New York has only four small electric co-ops. The biggest,
Steuben Rural Electric Cooperative (REC), has just over 6,000 members, but it probably wouldn’t have reached even this modest size without earning a reputation in the 1950s and ’60s as the friendly utility in the Finger Lakes region.
That was a time when dozens of new cottages were springing up on the lakes’ shores, weekend getaways for city folks from Rochester, Buffalo, and Syracuse. Steuben REC embraced these new consumers, while New York Gas & Electric (NYG&E) made it a hassle and an unanticipated expense to get hooked up to central-station power.
A symbol of this difference in the late 1960s was the security light near the old tavern at the head of Goodhue Lake, whose heavily wooded shores were lined with cottages. NYG&E told the tavern’s owner he would have to pay for a line extension, as well as to have the light pole and the light fixture installed. Steuben REC, to his surprise, did the entire job free of charge.
When ground was broken for a new cottage, a representative from the co-op was there to meet the builder. Within days, temporary power for construction—saws, drills, space heaters—was in place. This, too, was free, as were the kilowatt-hours consumed during construction.
To Manager Walt Flynn, that was just good business. If a co-op couldn’t give its members more and better service than an investor-owned utility, it might as well close its doors.
Weekenders were also buying old farms in the Finger Lakes region, and Flynn had a business philosophy about those, too: “We never take down service to farms and rural homes which have been abandoned,” he told RE Magazine in the fall of 1969. “We know from experience that in just a short while, some fellow from the city will buy the place to fix up as a country home away from home.”
And that was measurable in kilowatt-hours. “After renovation, the place ends up using more power than it did as a working farm,” he said.
Steuben REC’s biggest single load was Steuben Crushed Stone (SCS), which turned local sandstone into aggregate for concrete. Nearly all the company’s crushers and conveyors were electric. NYG&E quoted $120,000 to run service to the operation.
“Imagine the elation when the co-op offered to install service free of charge,” an SCS engineer remarked at the time.
During the late ’60s and early ’70s, mobile homes were beginning to take the place of drafty old farmhouses, which were notoriously hard to heat and expensive to maintain. Flynn and Gerald Allen, his power use advisor, made friends with owners of mobile home parks and listened when they said they needed underground lines and individual meters to compete for new customers.
With mobile homes becoming larger and more luxurious every year, the co-op was projecting kilowatt-hour use close to the typical stick-built rural home in the service territory.
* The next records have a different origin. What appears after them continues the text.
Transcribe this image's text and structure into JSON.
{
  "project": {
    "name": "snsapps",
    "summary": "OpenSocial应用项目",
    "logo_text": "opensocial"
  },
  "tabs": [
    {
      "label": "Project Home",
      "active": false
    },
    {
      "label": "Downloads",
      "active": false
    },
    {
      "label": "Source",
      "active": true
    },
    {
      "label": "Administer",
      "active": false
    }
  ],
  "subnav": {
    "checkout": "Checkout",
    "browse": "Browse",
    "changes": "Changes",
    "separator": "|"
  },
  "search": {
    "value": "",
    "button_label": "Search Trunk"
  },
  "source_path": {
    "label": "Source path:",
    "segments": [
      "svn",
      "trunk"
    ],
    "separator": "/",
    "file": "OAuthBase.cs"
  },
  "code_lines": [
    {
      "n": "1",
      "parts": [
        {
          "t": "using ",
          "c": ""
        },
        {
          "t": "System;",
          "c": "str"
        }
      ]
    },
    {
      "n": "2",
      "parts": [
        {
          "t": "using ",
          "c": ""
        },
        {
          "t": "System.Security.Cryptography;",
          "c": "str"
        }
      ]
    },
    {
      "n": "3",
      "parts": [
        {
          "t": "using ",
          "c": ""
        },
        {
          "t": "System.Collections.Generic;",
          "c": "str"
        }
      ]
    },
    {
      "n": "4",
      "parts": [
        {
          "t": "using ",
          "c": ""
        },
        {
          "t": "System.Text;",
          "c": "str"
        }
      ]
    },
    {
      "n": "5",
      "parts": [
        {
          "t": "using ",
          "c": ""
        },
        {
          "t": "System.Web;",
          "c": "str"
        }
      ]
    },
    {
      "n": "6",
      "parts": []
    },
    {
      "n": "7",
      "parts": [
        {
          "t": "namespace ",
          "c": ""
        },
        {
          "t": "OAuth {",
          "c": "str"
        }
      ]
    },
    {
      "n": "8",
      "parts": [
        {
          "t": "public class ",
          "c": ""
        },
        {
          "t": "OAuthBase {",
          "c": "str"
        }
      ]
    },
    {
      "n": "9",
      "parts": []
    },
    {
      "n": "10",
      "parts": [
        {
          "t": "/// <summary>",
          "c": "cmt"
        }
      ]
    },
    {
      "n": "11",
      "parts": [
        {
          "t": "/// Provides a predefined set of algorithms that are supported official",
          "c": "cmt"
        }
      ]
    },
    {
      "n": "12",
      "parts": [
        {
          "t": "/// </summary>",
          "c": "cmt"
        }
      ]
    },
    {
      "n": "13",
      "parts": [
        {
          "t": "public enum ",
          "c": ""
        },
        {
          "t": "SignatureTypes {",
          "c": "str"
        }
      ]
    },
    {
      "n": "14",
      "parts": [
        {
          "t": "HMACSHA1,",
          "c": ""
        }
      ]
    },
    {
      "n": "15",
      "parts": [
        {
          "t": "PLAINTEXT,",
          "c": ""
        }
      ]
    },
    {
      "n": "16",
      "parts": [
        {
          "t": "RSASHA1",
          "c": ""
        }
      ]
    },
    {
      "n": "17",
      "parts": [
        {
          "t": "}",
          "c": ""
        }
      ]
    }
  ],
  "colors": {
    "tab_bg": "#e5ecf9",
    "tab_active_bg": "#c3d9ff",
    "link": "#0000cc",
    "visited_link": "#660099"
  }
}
Agriculture, the oldest sector of the local economy, was also benefitting from Steuben REC’s progressive outlook. Dairy farmers were copying the improvements former co-op President Leo Dickson was making to his operation, where 200 Holsteins took shelter from the cold, snow-bound upstate New York winters in a modern, airplane-hanger-style barn.
Dickson and his three sons had electrified the feed parlors and installed electric heating pads in the cows’ stalls. The output of the electric milking machines stayed fresh in a couple of 2,000-gallon bulk storage tanks kept cool with electric refrigeration.
Already a model for what electricity could do for the modern dairy farm, the Dicksons’ next improvement was an electric silo.
Meanwhile, Steuben REC had recently brought another farm into the 20th century by extending a line 2 miles without charging the new member.
“The private power company had lines a half-mile away,” owner Anna Zyla explained. “They wanted so much surcharge for connecting us, we refused to pay on principle even after we could afford to pay.”